The trophic role of marine pelagic ciliates and heterotrophic dinoflagellates in arctic and temperate coastal ecosystems: A cross-latitude comparison
Limnol. Oceanogr., 47(2), 2002, 427-439 | DOI: 10.4319/lo.2002.47.2.0427
ABSTRACT: We compared seasonal studies of ciliates and heterotrophic dinoflagellates conducted in Disko Bay (West Greenland, ~69°N) and the Kattegat (Denmark, ~56°N). In both systems, ciliates and heterotrophic dinoflagellates were important components of the plankton. Their biomass was minute in the winter (October to April) in Disko Bay compared to the Kattegat, but from May to August/September, the biomass and composition of the ciliate and heterotrophic dinoflagellate assemblages were similar in the two systems. The seasonal biomass pattern was unimodal and bimodal for Disko Bay and the Kattegat, respectively. To evaluate top-down versus bottom-up control, experimentally derived maximum estimates of protozooplankton growth rates and copepod predation capacities from the study sites were applied to biomass data. This analysis showed that the effect of copepods was significant but that ciliates and heterotrophic dinoflagellates could effectively exploit prey during periods when top-down pressure was relaxed. In Disko Bay, a high copepod biomass in spring is primarily caused by migration of an overwintering copepod population from deep waters into the photic zone prior to the spring bloom. We suggest that regulation windows for the protozooplankton are present even during the spring bloom when copepods occur at their peak levels because of food saturation. Bottom-up regulation occurred during the winter and occasionally when copepod predation pressure relaxed, but it was difficult to separate food limitation from the effect of temperature. Multiple regression analysis supports the notion that ciliate and heterotrophic dinoflagellate biomass changed seasonally according to both top-down and bottom-up regulation, as well as to temperature control.
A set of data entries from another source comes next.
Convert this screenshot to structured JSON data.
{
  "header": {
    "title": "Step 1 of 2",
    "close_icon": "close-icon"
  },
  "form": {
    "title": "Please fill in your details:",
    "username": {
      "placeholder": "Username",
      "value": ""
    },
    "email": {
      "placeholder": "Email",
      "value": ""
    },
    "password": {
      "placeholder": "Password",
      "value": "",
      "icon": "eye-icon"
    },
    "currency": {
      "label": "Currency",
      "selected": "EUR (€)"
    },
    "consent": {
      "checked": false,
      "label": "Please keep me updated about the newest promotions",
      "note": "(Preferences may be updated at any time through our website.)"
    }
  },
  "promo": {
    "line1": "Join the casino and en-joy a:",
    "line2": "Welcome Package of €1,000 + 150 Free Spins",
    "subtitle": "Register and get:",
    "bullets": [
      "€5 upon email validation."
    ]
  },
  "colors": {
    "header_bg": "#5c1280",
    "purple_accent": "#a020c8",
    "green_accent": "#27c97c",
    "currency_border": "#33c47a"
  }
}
Protozooplankton growth estimates were also used to calculate the fraction of primary production processed by the ciliates and heterotrophic dinoflagellates. When assuming complete algivory, 32-55% and 20-60% of the annual primary production was consumed by ciliates in Disko Bay and the Kattegat, respectively. Furthermore, because heterotrophic dinoflagellates were found to be as important grazers as ciliates in both systems, it was concluded that protozooplankton at high latitudes are also important in the cycling of primary production and should be considered if carbon and nutrient cycling in these systems is to be understood.